Sui sentieri della bellezza

Oltre il frammento: Marco Pompei tra tempo e storia

di Massimo Pasqualone

C’è, a mio avviso, una idea di fondo che pervade il percorso zetetico dell’artista pescarese Marco Pompei, idea ampiamente condivisibile, soprattutto in questi tempi di arte troppo concettuale e di avanguardie esageratamente sperimentali.
L’idea è legata alla capacità che l’arte ha, secondo Pompei, di non fermarsi al frammento, all’attimo, al momento, ma di investigare, da un lato, il grande mistero della vita; dall’altro, entrare nel tempo della storia con una plausibile visione del mondo, una weltanschauung, per dirla con i tedeschi, che possa scalfire l’impossibilità tutta umana di dire il tutto, sempre e comunque protesi verso un assoluto che si fa infinito e, se vogliamo, Dio.

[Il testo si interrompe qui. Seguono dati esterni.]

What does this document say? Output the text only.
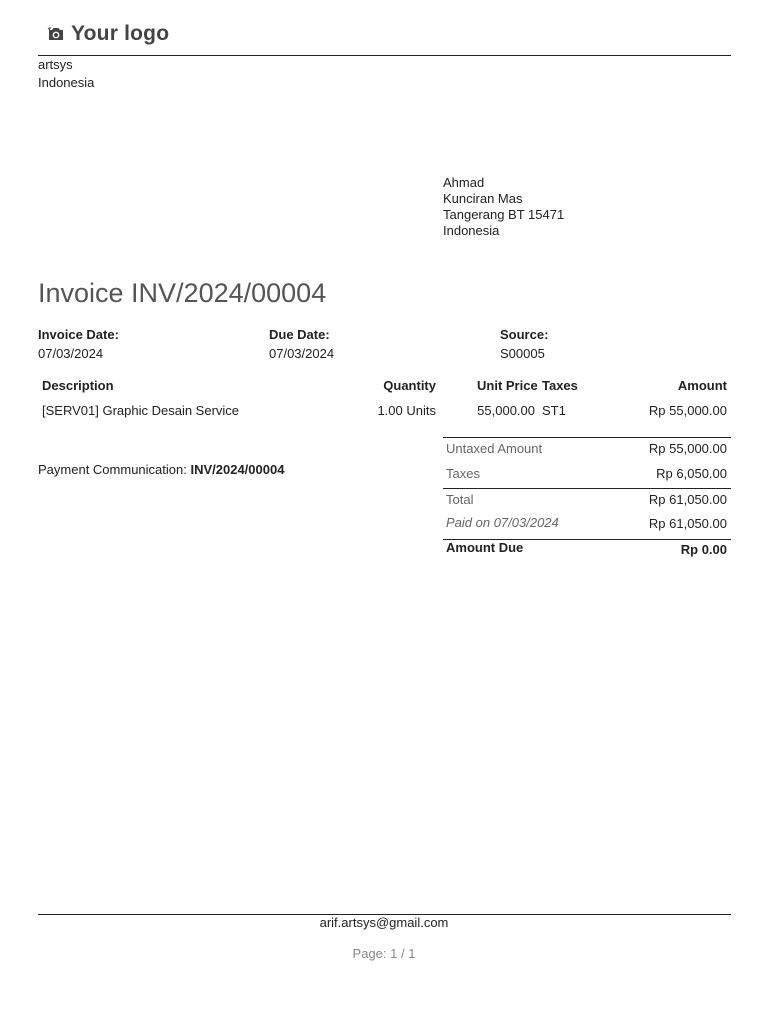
Your logo
artsys
Indonesia
Ahmad
Kunciran Mas
Tangerang BT 15471
Indonesia
Invoice INV/2024/00004
Invoice Date:
07/03/2024
Due Date:
07/03/2024
Source:
S00005
Description	Quantity	Unit Price Taxes	Amount
[SERV01] Graphic Desain Service	1.00 Units	55,000.00 ST1	Rp 55,000.00
Untaxed Amount	Rp 55,000.00
Taxes	Rp 6,050.00
Total	Rp 61,050.00
Paid on 07/03/2024	Rp 61,050.00
Amount Due	Rp 0.00
Payment Communication: INV/2024/00004
arif.artsys@gmail.com
Page: 1 / 1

Questo porta Marco Pompei ad osservare l’esistente, in un rinnovato metodo esegetico esistenzialista, dove le figure umane, e questo ritorno alla figurazione mi sembra quanto mai opportuno in questi tempi di inopportuni capovolgimenti di percorsi, sono sempre metafora, simbolo dell’essere nel tempo e nella storia.
Metterei in campo, addirittura, una sorta di sospensione metafisica, uno sguardo sul varco temporale che è poi, in definitiva, la vita di ciascuno di noi.

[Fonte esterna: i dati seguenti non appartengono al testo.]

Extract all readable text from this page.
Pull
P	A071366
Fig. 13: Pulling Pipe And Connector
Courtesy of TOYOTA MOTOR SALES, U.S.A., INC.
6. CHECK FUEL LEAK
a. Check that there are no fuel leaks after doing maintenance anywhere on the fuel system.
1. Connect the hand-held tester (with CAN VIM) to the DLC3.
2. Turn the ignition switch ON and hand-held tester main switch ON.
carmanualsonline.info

Certo, con un titolo di una sua opera splendida, tutto questo è Utopia, perché, ci ricorda un celebre aforisma del filosofo Roberto Morpurgo, “Esistere è il gesto con cui si indica l’Utopia.”
Ecco risolto l’arcano: Marco Pompei, nell’osservare l’essere nel mondo, traduce questa osservazione in opera d’arte, che assorbe la figura umana come emblema del vivere.
Il caos in cui si vive oggi fa da sfondo alle figure, in un paesaggio anch’esso sospeso in una dimensione atemporale ed aspaziale, con tutta una serie di volti che, al pari degli uomini moderni, sembrano non manifestare mai emozioni, anaemotivi, catapultati forse nella vita.
Ascoltate queste parole di Pietro Citati: “Chi scrive versi o compone quadri e statue è spinto da un impulso insostenibile a far rinascere sulla terra l’età dell’oro: la fa rinascere nella sua opera, che è la stessa età dell’oro realizzata. Ma è anche simile a una divinità decadente, prigioniera nelle tenebre o esiliata ai limiti della terra, che porta nella memoria il ricordo dell’utopia e della sua fine irreparabile; o da un astro che fugge, sempre più pallido ed enigmatico, l’acume degli occhi umani.”
Parole davvero calzanti anche per le opere di Marco Pompei, artista oltre il frammento, tra tempo e storia.